- Born: April 2, 1948 New York City, U.S.
- Died: June 1, 2022 (aged 74) New York City, U.S.
- Occupations: Executive Director, Institute for Global Labour and Human Rights
- Known for: Anti-sweatshop movement

= Charles Kernaghan =

American activist (1948–2022)

Charles Patrick Kernaghan (April 2, 1948 – June 1, 2022) was the executive director of the Institute for Global Labour and Human Rights, formerly known as the National Labor Committee in Support of Human and Worker Rights, currently headquartered in Pittsburgh. He is known for speaking out against sweatshops, corporate greed and the living and working conditions of impoverished workers around the world. Fashion-industry trade magazine Women's Wear Daily characterised his impact as similar in scale to that of the Triangle Shirtwaist Factory fire. (Note: Barrett, Joyce (1996). "Sweatshop buster Charles Kernaghan: Fashion hits it's nader"
Quoted in The Washington Post:
... as did publications such as Women's Wear Daily, which wrote that he was "shaking up the issue of labor abuses in the apparel industry like nothing since the Triangle Shirtwaist Fire."
)

==Early life and education==
Kernaghan was born one of three children in Brooklyn to Roman Catholic immigrant parents. His mother, Mary (Znojemsky), was a Czech-born volunteer social worker, and his father, Andrew Kernaghan, was Scottish, and installed acoustic tiles. In 1970, Kernaghan received a BA in psychology from Loyola University in Chicago and in 1975 a MA in psychology from the New School for Social Research.

==Career==
In 1996, Kernaghan publicly accused actress and talk show host Kathie Lee Gifford of being responsible for sweatshop conditions in the manufacturing of her Wal-Mart clothing line. Gifford responded on the air by explaining that she was a celebrity endorser and not involved with hands-on project management in manufacturing plants. Kernaghan alleged during congressional testimony that child laborers in Honduras and New York City were making clothing lines under the names of Gifford and other celebrities. Gifford engaged the White House as well and worked with President Bill Clinton to address the situation.

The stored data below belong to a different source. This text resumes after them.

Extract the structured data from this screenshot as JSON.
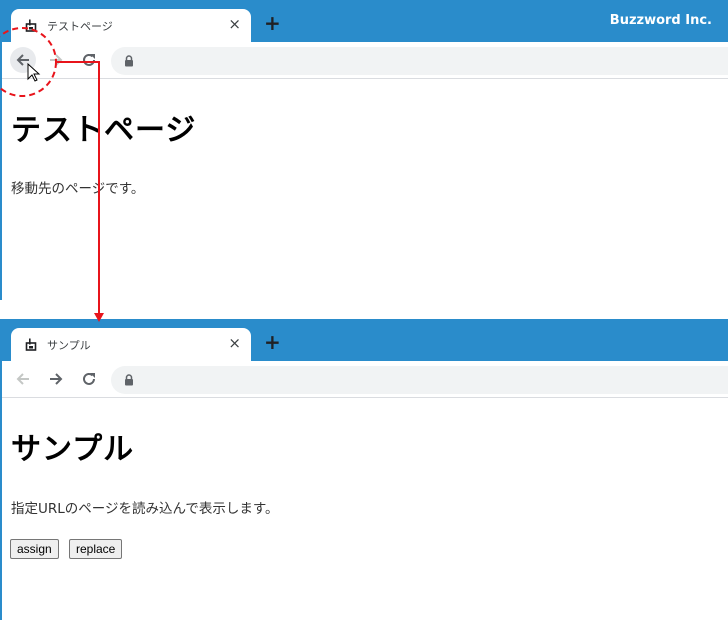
{
  "top_window": {
    "tab_title": "テストページ",
    "tab_close": "×",
    "new_tab": "+",
    "brand": "Buzzword Inc.",
    "heading": "テストページ",
    "paragraph": "移動先のページです。",
    "back_enabled": true,
    "forward_enabled": false
  },
  "bottom_window": {
    "tab_title": "サンプル",
    "tab_close": "×",
    "new_tab": "+",
    "heading": "サンプル",
    "paragraph": "指定URLのページを読み込んで表示します。",
    "buttons": [
      {
        "label": "assign"
      },
      {
        "label": "replace"
      }
    ],
    "back_enabled": false,
    "forward_enabled": true
  },
  "annotation": {
    "color": "#e8141b",
    "highlight": "back-button"
  },
  "colors": {
    "titlebar": "#2a8ccb",
    "omnibox": "#f1f3f4"
  }
}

The coverage of the investigations was so widespread that the media began to refer to it as "the summer of the sweatshop." The investigation affected many companies not targeted in the case, and the president of the American Apparel & Footwear Association has said of the controversy:

We remember that every day and that's a lesson to us, the fact that we don't want that to happen again. As a result of that, you had an industry begin to mobilize itself to make certain that, over time, they produce their products in the most responsible manner to make certain that employees are treated with dignity and respect.

Since then he has given testimonies to the U.S. Congress as well as the United Nations. Kernaghan has travelled to Central America, China, Bangladesh, India, Jordan and other developing countries and has spoken with thousands of workers, from hundreds of workplaces. He has targeted the likes of some of the largest multinationals in the world, including Walmart, Nike, Disney, GAP, Alcoa, Victoria's Secret, JCPenney, the NBA, NFL, Reebok, Target Corporation, Kmart, and many others. Some of the work he has done over the years has caused him some trouble.

American Federation of Labor and Congress of Industrial Organizations president John Sweeney said about Kernaghan:

Because of Charlie's crusades ... we're beginning to learn the awful truth about workers around the world who are slaving away their lives in sweatshops, who are denied the right to join or form a union in order to fight back a provide a better life for their families.

Noam Chomsky said of Kernaghan in The Nation that the anti-sweatshop movement is in some ways:

like the antiapartheid movement, except that in this case it's striking at the core of the relations of exploitation. It's another example of how different constituencies are working together. Much of this was initiated by Charlie Kernaghan of the National Labor Committee in New York and other groups within the labor movement.

In May 2006, Kernaghan's organization exposed the plight of thousands of victims of human trafficking in Jordan, working in sweatshops in free trade zones making clothing for export to the United States. The New York Times quoted him as saying, "These are the worst conditions I've ever seen."

Kernaghan has been a frequent guest on Democracy Now!, and his investigations have been published and broadcast by the mainstream media.

==Personal life==
Kernaghan died in Manhattan, New York City, on June 1, 2022.